The CMHC’s outlook roughly parallels those of the Canadian government, the Bank of Canada and the country’s large financial institutions, all of whom suggest that house prices are more or less in line with economic fundamentals and will either rise at a slower pace, or will fall just slightly.


For example Robert Hogue, a senior economist with RBC recently published a note to clients, boosting the bank’s 2014 forecast. “We think that the recent reductions in fixes mortgage rates (to historical lows) holds promise to generate further action in the near term,” says Hogue. “We expect resale activity to stabilize later this year near the long-term average “cruising altitude.””


So far, the data appear to be proving the experts right. According to the Canadian Real Estate Association, home sales increased by 2.9 percent between March and April. This third consecutive monthly increase was driven by a rebound in activity in the greater Vancouver area and a jump in Toronto sales. Although housing sales during April were slightly below levels reached during the April of 2013, average prices increase by 7.6 percent to $409,708.


The building trades also appear to be doing well according to the CMHC. “In April the trend in housing starts was essentially stable at 183,515 units,” said Laberge. “This is in line with (our) analysis indicating that the new home construction market is headed for a soft landing.”


Of course not all observers are as bullish as the Canadian financial and government establishment, most of whom have huge financial and electoral interests in painting a rosy picture. In fact many international firms are far more pessimistic. The latest of those to speak out is David Madani, a Canada expert at Capital Economics, a research firm, who re-iterated his projections that the local housing market could slump by as much as 25 percent.


The CMHC had better hope that the rosy scenarios that Canadian forecasters put out aren’t “group think.” The government-owned provider has insured hundred of billions of dollars of mortgages.

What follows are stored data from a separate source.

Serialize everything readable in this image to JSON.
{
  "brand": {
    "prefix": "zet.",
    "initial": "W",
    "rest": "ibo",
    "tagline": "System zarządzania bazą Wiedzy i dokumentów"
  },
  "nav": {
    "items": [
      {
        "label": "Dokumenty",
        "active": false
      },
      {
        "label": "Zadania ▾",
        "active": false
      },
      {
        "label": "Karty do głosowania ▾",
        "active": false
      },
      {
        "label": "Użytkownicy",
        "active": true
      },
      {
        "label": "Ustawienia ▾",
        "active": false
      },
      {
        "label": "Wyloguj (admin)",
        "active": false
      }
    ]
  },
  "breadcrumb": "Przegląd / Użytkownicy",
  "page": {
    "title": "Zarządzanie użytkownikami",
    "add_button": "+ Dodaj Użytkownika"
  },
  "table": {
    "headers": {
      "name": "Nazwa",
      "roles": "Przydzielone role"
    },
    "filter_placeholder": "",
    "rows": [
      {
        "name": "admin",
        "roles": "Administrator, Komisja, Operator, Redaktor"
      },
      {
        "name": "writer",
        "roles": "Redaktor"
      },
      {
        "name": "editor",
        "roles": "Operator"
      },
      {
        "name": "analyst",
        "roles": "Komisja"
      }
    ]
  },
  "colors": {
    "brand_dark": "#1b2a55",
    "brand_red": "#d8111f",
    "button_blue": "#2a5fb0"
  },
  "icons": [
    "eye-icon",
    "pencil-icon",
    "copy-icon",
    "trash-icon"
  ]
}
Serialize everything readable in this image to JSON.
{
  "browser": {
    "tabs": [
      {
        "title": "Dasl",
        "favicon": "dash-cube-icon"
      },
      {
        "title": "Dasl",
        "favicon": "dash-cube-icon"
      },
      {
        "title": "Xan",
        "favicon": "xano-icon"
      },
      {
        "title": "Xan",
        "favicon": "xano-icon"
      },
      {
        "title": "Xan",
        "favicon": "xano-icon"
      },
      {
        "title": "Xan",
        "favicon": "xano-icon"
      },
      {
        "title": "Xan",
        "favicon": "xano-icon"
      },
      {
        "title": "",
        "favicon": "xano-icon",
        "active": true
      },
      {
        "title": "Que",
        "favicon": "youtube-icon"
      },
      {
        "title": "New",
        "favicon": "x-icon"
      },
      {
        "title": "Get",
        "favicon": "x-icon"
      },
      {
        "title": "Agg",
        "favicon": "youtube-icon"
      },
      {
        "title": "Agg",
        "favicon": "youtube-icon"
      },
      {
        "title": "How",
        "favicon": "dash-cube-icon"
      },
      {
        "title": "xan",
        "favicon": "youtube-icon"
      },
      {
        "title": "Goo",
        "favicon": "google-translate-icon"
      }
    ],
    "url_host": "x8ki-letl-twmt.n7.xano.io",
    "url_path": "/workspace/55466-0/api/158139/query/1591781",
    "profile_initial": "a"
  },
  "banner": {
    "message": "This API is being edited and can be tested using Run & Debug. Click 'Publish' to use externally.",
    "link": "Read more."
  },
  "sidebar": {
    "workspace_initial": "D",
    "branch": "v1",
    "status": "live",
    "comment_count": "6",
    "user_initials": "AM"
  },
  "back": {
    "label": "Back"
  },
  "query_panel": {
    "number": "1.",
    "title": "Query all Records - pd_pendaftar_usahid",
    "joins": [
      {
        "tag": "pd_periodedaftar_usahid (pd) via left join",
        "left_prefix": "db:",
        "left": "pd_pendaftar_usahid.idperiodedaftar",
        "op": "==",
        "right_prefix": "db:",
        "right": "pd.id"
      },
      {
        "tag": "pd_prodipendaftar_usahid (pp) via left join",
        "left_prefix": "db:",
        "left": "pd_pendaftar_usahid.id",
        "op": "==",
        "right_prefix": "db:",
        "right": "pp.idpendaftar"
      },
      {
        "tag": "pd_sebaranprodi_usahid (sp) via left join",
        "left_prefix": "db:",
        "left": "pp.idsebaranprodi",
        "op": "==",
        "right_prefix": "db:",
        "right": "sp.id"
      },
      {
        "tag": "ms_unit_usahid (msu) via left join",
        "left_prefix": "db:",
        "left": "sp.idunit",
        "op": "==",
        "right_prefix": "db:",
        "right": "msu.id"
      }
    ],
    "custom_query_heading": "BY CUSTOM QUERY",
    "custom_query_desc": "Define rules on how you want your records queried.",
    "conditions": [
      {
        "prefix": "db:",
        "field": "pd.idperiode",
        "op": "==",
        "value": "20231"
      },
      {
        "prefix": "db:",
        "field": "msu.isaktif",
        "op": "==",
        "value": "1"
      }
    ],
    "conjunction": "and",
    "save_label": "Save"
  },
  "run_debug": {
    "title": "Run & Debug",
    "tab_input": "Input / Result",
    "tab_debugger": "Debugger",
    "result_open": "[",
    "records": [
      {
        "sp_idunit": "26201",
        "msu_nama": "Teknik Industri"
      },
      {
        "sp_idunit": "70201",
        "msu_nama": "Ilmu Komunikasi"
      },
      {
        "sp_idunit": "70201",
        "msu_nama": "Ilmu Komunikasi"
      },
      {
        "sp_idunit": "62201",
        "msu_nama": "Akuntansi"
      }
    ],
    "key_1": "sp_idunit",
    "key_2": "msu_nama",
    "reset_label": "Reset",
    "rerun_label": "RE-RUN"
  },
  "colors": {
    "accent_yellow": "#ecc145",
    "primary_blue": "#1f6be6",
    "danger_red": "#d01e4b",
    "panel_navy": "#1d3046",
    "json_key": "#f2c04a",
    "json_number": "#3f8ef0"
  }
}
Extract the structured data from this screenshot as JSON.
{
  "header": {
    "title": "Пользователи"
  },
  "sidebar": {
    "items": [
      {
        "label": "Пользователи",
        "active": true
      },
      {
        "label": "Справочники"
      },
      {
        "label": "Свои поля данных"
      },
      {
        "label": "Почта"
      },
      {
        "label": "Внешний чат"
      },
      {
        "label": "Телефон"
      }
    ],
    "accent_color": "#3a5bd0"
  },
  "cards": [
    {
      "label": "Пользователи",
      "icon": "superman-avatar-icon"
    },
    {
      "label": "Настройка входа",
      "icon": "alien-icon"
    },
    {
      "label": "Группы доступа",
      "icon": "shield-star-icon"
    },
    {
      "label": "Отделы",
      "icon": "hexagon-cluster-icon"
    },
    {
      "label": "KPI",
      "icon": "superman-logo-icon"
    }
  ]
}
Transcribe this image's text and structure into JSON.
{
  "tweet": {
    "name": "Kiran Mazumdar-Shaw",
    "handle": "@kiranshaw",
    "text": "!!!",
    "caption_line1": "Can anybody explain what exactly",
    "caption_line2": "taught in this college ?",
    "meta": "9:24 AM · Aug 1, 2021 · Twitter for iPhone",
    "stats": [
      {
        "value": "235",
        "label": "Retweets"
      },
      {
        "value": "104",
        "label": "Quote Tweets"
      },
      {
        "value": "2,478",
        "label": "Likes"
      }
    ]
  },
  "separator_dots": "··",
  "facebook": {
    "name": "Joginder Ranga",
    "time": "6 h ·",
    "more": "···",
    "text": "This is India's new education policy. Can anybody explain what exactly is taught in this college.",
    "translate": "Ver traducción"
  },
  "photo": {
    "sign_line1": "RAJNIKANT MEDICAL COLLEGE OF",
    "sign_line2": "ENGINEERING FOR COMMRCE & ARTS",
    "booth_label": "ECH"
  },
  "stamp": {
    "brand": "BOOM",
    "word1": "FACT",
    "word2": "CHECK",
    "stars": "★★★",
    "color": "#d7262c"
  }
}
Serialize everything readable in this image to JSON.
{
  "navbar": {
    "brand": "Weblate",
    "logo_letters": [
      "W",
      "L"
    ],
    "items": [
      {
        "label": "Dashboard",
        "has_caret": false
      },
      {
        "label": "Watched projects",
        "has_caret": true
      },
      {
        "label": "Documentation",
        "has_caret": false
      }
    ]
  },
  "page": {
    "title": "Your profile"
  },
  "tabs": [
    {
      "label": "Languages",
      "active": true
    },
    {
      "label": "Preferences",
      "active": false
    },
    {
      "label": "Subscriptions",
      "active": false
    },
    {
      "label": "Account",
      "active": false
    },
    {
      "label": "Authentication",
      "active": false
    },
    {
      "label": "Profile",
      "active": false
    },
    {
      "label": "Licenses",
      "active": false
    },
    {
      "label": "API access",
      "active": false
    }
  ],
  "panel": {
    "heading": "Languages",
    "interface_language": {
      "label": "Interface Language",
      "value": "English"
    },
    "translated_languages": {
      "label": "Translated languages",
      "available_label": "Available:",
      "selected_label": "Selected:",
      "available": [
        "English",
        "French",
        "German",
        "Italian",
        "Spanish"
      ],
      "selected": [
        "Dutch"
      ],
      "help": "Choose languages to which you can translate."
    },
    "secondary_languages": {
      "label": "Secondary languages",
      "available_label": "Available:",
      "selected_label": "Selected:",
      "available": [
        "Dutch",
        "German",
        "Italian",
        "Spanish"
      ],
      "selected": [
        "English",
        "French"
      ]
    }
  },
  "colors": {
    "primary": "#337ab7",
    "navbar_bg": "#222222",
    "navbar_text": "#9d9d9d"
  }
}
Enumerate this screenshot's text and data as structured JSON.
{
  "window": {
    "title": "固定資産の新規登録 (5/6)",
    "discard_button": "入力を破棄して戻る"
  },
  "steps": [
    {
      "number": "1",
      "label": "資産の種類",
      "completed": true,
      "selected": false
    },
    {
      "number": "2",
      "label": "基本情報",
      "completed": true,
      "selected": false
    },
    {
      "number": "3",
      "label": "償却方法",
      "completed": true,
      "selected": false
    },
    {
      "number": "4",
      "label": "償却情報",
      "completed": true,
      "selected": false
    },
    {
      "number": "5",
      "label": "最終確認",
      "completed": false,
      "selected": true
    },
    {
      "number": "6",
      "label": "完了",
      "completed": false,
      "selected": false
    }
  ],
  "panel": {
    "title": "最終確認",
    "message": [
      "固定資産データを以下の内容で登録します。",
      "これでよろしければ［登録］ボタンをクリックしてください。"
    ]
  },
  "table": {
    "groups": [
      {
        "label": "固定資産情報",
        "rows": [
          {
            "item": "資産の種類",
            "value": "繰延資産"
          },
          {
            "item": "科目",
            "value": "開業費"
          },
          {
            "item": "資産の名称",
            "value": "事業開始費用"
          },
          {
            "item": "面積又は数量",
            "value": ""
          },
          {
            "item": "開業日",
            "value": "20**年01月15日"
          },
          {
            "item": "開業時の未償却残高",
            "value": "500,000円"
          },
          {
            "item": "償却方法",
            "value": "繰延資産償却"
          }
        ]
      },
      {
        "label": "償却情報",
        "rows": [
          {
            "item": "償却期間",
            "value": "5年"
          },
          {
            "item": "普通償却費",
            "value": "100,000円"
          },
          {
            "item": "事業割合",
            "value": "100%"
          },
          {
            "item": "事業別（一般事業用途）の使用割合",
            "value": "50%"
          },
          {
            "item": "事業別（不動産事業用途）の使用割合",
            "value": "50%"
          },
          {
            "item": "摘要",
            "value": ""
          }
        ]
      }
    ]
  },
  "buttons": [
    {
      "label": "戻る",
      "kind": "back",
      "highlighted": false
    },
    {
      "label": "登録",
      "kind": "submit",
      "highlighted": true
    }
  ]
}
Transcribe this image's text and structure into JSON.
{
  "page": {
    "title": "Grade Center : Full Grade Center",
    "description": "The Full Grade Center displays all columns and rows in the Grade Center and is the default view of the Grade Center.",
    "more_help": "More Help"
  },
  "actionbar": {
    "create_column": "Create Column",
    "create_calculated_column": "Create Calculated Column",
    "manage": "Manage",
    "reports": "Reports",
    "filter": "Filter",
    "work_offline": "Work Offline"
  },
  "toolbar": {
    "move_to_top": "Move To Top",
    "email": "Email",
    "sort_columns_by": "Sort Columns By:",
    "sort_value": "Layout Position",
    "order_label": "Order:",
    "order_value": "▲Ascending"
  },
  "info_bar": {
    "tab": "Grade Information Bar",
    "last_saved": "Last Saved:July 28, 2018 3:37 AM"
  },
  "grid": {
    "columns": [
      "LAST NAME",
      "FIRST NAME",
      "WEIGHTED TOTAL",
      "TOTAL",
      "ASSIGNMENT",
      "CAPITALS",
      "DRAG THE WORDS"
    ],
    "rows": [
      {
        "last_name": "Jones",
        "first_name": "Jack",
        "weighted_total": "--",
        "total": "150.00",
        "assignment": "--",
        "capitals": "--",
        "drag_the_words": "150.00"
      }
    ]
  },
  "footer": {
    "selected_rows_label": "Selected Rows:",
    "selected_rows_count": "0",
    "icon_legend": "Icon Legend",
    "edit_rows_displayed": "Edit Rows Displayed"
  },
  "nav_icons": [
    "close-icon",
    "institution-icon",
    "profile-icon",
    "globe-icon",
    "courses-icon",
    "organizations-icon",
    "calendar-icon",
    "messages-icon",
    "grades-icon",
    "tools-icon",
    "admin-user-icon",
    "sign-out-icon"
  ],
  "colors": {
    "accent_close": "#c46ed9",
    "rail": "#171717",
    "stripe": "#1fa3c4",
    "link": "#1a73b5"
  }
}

Many of these contracts were issued at highly attractive rates, during a time when there was a good chance the market was in bubble territory.


In the United States, the two major government sponsored enterprises that support mortgage loans - Fannie Mae and Freddy Mac, - were both similarly aggressive during the US housing bubble, which showed remarkably similar patterns to hose in Canada. When rough times hit, both institutions became technically bankrupt and had to be bailed out.